Ben sat next to me, and we watched our daughter try to get the hang of this breastfeeding thing. She was a demanding little thing, wanting more than I could give her. I couldn’t get over how strong, and how huge, she felt in my arms. I couldn’t believe that this was my life now. This beautiful surprise baby was going to come live in our house. I would be able to watch her grow up. To see her take her first steps. To see her learn to ride a bike. This was really happening. Soon it would be all sleepless nights, and realizing how sore I was after giving birth. But for now, I was soaking it all in.

Brie eventually wore herself out nursing, and collapsed against me in a deep sleep. Her bottom lip quivered with tiny baby sighs as she slept. It was incredible.

“Do you want to hold her?” I asked Ben after a moment.

“I don’t want to wake her.”

“I’m sure it’ll be fine.”

The transfer went perfectly, and Brie snuggled into her father’s arms for the duration of her nap.

By the time Paige and Julianne arrived, Brie had awoken from her brief nap. She was an alert little thing, ready to take on the world. Her favorite aunties came bearing flowers and balloons, as well as Brie’s future best friends, Nate and Sadie.

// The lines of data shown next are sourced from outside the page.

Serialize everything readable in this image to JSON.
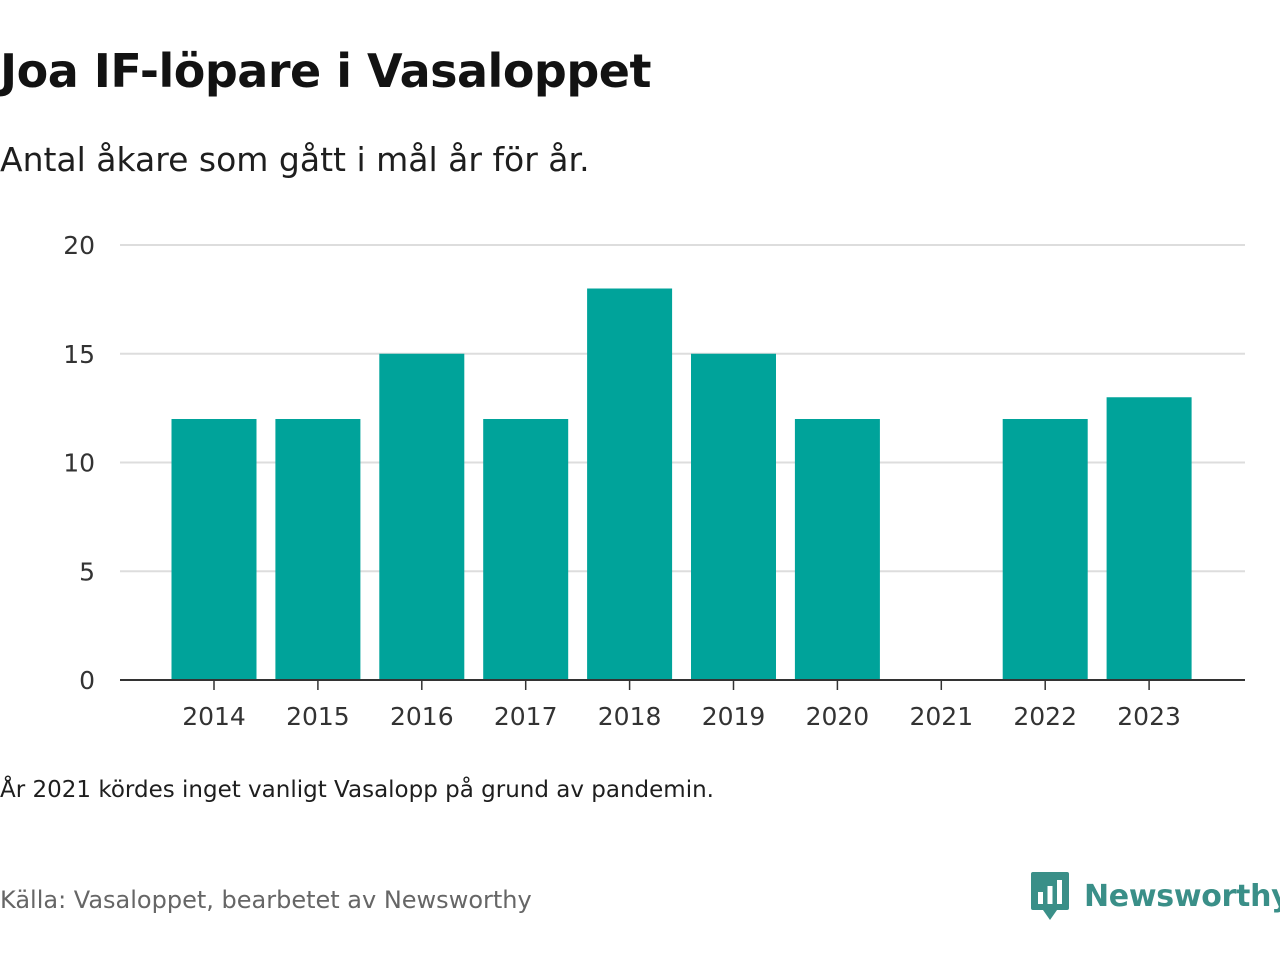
{
  "title": "Joa IF-löpare i Vasaloppet",
  "subtitle": "Antal åkare som gått i mål år för år.",
  "note": "År 2021 kördes inget vanligt Vasalopp på grund av pandemin.",
  "source": "Källa: Vasaloppet, bearbetet av Newsworthy",
  "brand": {
    "name": "Newsworthy",
    "icon": "newsworthy-logo-icon",
    "color": "#3a8f88"
  },
  "chart_data": {
    "type": "bar",
    "categories": [
      "2014",
      "2015",
      "2016",
      "2017",
      "2018",
      "2019",
      "2020",
      "2021",
      "2022",
      "2023"
    ],
    "values": [
      12,
      12,
      15,
      12,
      18,
      15,
      12,
      0,
      12,
      13
    ],
    "ylim": [
      0,
      20
    ],
    "yticks": [
      0,
      5,
      10,
      15,
      20
    ],
    "grid": true,
    "bar_color": "#00a39a",
    "grid_color": "#dddddd",
    "axis_color": "#333333"
  }
}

I couldn’t help by tear up, realizing that finally, after all this time, my friends and I were all mothers. A friendship that had begun because we were all waiting had come full circle.

“Congratulations!” Paige whispered.

“You don’t have to whisper,” I whispered back. “She’s wide awake.”

“Baby,” Sadie said from Julianne’s arms.

“Yes,” I replied. “Baby.”

“What are the baby’s stats?” Julianne asked.

“Seven pounds three ounces. Twenty inches long. Brown hair, blue eyes. Her father’s nose.”

“It’s a girl?”

“The pink blanket didn’t give it away?”

“And her name?”

“Brianna Eleanor Heller,” I replied.

My friends looked down at my daughter and back up at me.

“Perfect,” Julianne said.

Paige nodded her agreement. “Perfect.”